The world premiere of Mexican film director Alfonso Cuaron's "Gravity", starring Sandra Bullock and George Clooney, will open the festival, however it is not part of the competition.
* The first "Esposizione d'Arte Cinematografica" was in 1932. The first film to be shown was Rouben Mamoulian's "Dr. Jekyll and Mr. Hyde", screened in August of that year. The second festival, held in August 1934, included the first competition. Nineteen countries took part with more than 300 accredited journalists. The "Coppa Mussolini", named for the Italian dictator, was introduced for best foreign film and best Italian film.
* The festival was held three times during World War Two, from 1940 to 1942, but they are not counted in the total number of festivals. Participation was limited to countries in the Axis and their sympathizers. A short festival was held in 1946.
* The 1947 festival was held at the Ducal Palace. It saw the return of the Soviet Union and the new "popular democracies" including Czechoslovakia, which won first prize for "Sirena" by Karel Stekly.
* During the 1950s, the festival experienced a period of international expansion, with the inclusion of films from Japan and India. Japanese cinema became well known in the West largely thanks to the Golden Lion awarded to Akira Kurosawa's "Rashomon" in 1951, and through the Silver Lions won by "Ugetsu Monogatari" (1953) and "Sansho Dayu" (1954) by Kenji Mizoguchi.
* Director Ang Lee's sexually explicit spy thriller "Lust, Caution" was a surprise winner of the top award at the 2007 festival, just two years after he won with "Brokeback Mountain".
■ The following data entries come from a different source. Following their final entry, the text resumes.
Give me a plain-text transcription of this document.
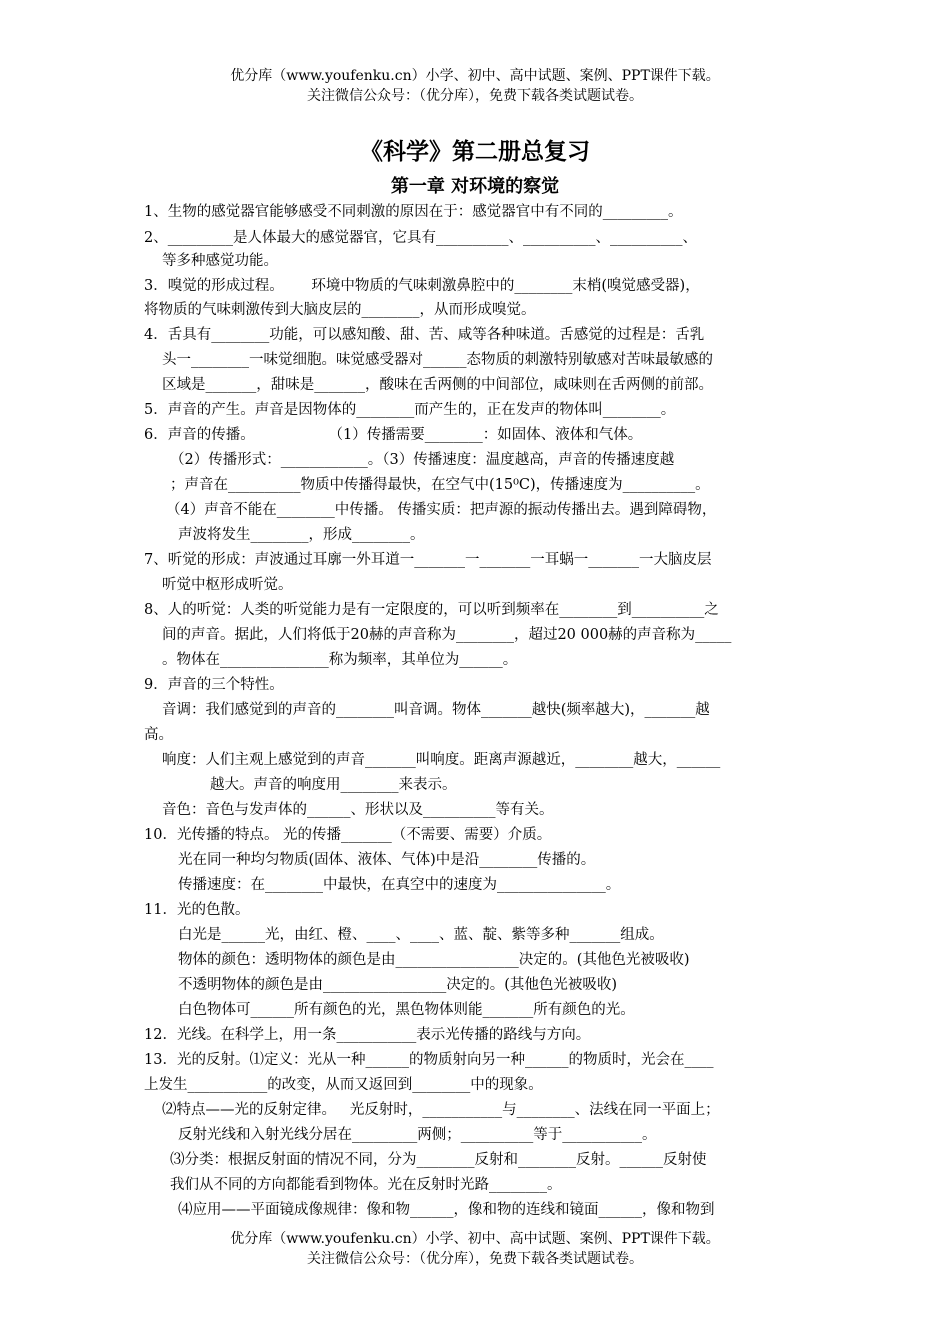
优分库（www.youfenku.cn）小学、初中、高中试题、案例、PPT课件下载。
关注微信公众号：（优分库），免费下载各类试题试卷。
《科学》第二册总复习
第一章 对环境的察觉
1、生物的感觉器官能够感受不同刺激的原因在于：感觉器官中有不同的_________。
2、_________是人体最大的感觉器官，它具有__________、__________、__________、
等多种感觉功能。
3．嗅觉的形成过程。      环境中物质的气味刺激鼻腔中的________末梢(嗅觉感受器)，
将物质的气味刺激传到大脑皮层的________，从而形成嗅觉。
4．舌具有________功能，可以感知酸、甜、苦、咸等各种味道。舌感觉的过程是：舌乳
头一________一味觉细胞。味觉感受器对______态物质的刺激特别敏感对苦味最敏感的
区域是_______，甜味是_______，酸味在舌两侧的中间部位，咸味则在舌两侧的前部。
5．声音的产生。声音是因物体的________而产生的，正在发声的物体叫________。
6．声音的传播。                （1）传播需要________：如固体、液体和气体。
（2）传播形式：____________。（3）传播速度：温度越高，声音的传播速度越
；声音在__________物质中传播得最快，在空气中(15⁰C)，传播速度为__________。
（4）声音不能在________中传播。 传播实质：把声源的振动传播出去。遇到障碍物，
声波将发生________，形成________。
7、听觉的形成：声波通过耳廓一外耳道一_______一_______一耳蜗一_______一大脑皮层
听觉中枢形成听觉。
8、人的听觉：人类的听觉能力是有一定限度的，可以听到频率在________到__________之
间的声音。据此，人们将低于20赫的声音称为________，超过20 000赫的声音称为_____
。物体在_______________称为频率，其单位为______。
9．声音的三个特性。
音调：我们感觉到的声音的________叫音调。物体_______越快(频率越大)，_______越
高。
响度：人们主观上感觉到的声音_______叫响度。距离声源越近，________越大，______
越大。声音的响度用________来表示。
音色：音色与发声体的______、形状以及__________等有关。
10．光传播的特点。 光的传播_______（不需要、需要）介质。
光在同一种均匀物质(固体、液体、气体)中是沿________传播的。
传播速度：在________中最快，在真空中的速度为_______________。
11．光的色散。
白光是______光，由红、橙、____、____、蓝、靛、紫等多种_______组成。
物体的颜色：透明物体的颜色是由_________________决定的。(其他色光被吸收)
不透明物体的颜色是由_________________决定的。(其他色光被吸收)
白色物体可______所有颜色的光，黑色物体则能_______所有颜色的光。
12．光线。在科学上，用一条___________表示光传播的路线与方向。
13．光的反射。⑴定义：光从一种______的物质射向另一种______的物质时，光会在____
上发生___________的改变，从而又返回到________中的现象。
⑵特点——光的反射定律。   光反射时，___________与________、法线在同一平面上；
反射光线和入射光线分居在_________两侧；__________等于___________。
⑶分类：根据反射面的情况不同，分为________反射和________反射。______反射使
我们从不同的方向都能看到物体。光在反射时光路________。
⑷应用——平面镜成像规律：像和物______，像和物的连线和镜面______，像和物到
优分库（www.youfenku.cn）小学、初中、高中试题、案例、PPT课件下载。
关注微信公众号：（优分库），免费下载各类试题试卷。
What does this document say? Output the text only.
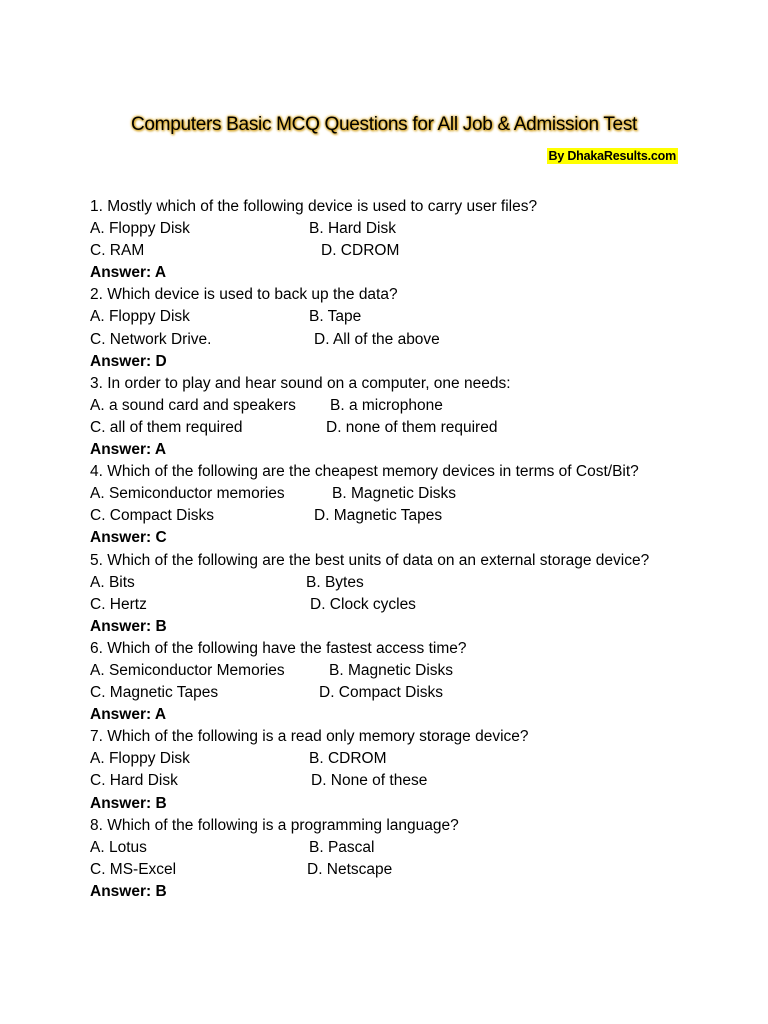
Computers Basic MCQ Questions for All Job & Admission Test
By DhakaResults.com
1. Mostly which of the following device is used to carry user files?
A. Floppy Disk	B. Hard Disk
C. RAM	D. CDROM
Answer: A
2. Which device is used to back up the data?
A. Floppy Disk	B. Tape
C. Network Drive.	D. All of the above
Answer: D
3. In order to play and hear sound on a computer, one needs:
A. a sound card and speakers B. a microphone
C. all of them required	D. none of them required
Answer: A
4. Which of the following are the cheapest memory devices in terms of Cost/Bit?
A. Semiconductor memories	B. Magnetic Disks
C. Compact Disks	D. Magnetic Tapes
Answer: C
5. Which of the following are the best units of data on an external storage device?
A. Bits	B. Bytes
C. Hertz	D. Clock cycles
Answer: B
6. Which of the following have the fastest access time?
A. Semiconductor Memories	B. Magnetic Disks
C. Magnetic Tapes	D. Compact Disks
Answer: A
7. Which of the following is a read only memory storage device?
A. Floppy Disk	B. CDROM
C. Hard Disk	D. None of these
Answer: B
8. Which of the following is a programming language?
A. Lotus	B. Pascal
C. MS-Excel	D. Netscape
Answer: B
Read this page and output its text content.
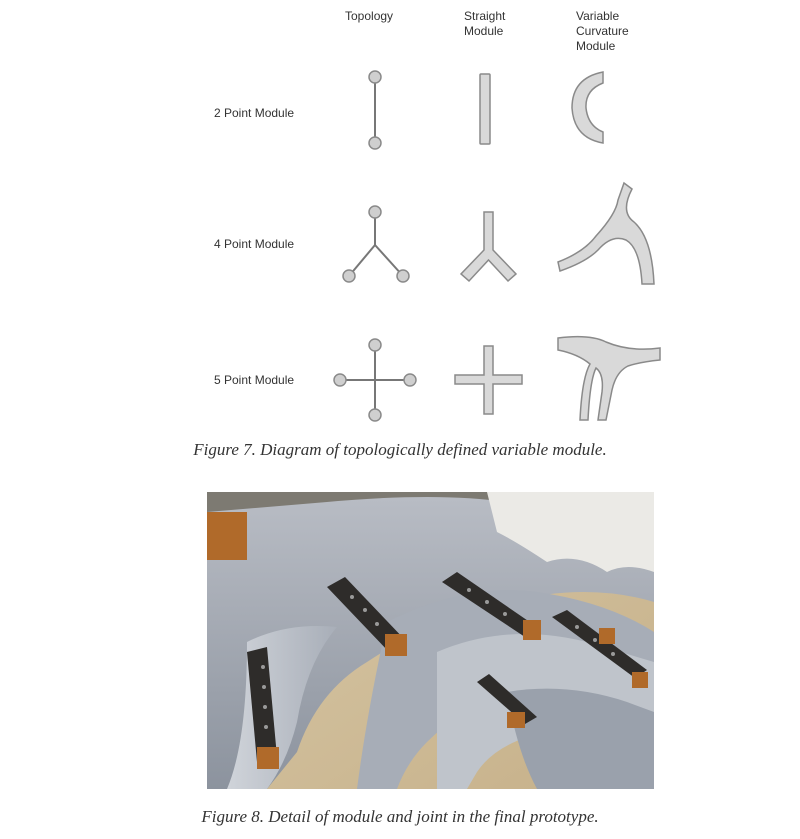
Topology	Straight
Module
Variable
Curvature
Module
2 Point Module
4 Point Module
5 Point Module
Figure 7. Diagram of topologically defined variable module.
Figure 8. Detail of module and joint in the final prototype.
* The 2012 Golden Lion award was won by a South Korean movie, "Pieta", an ultra-violent story of a loan shark confronted by a mysterious woman claiming to be his mother. The other big winner was Paul Thomas Anderson's "The Master", loosely based on the early days of Scientology, which earned him a Silver Lion for best director and a joint best actor award for Philip Seymour Hoffman and Joaquin Phoenix.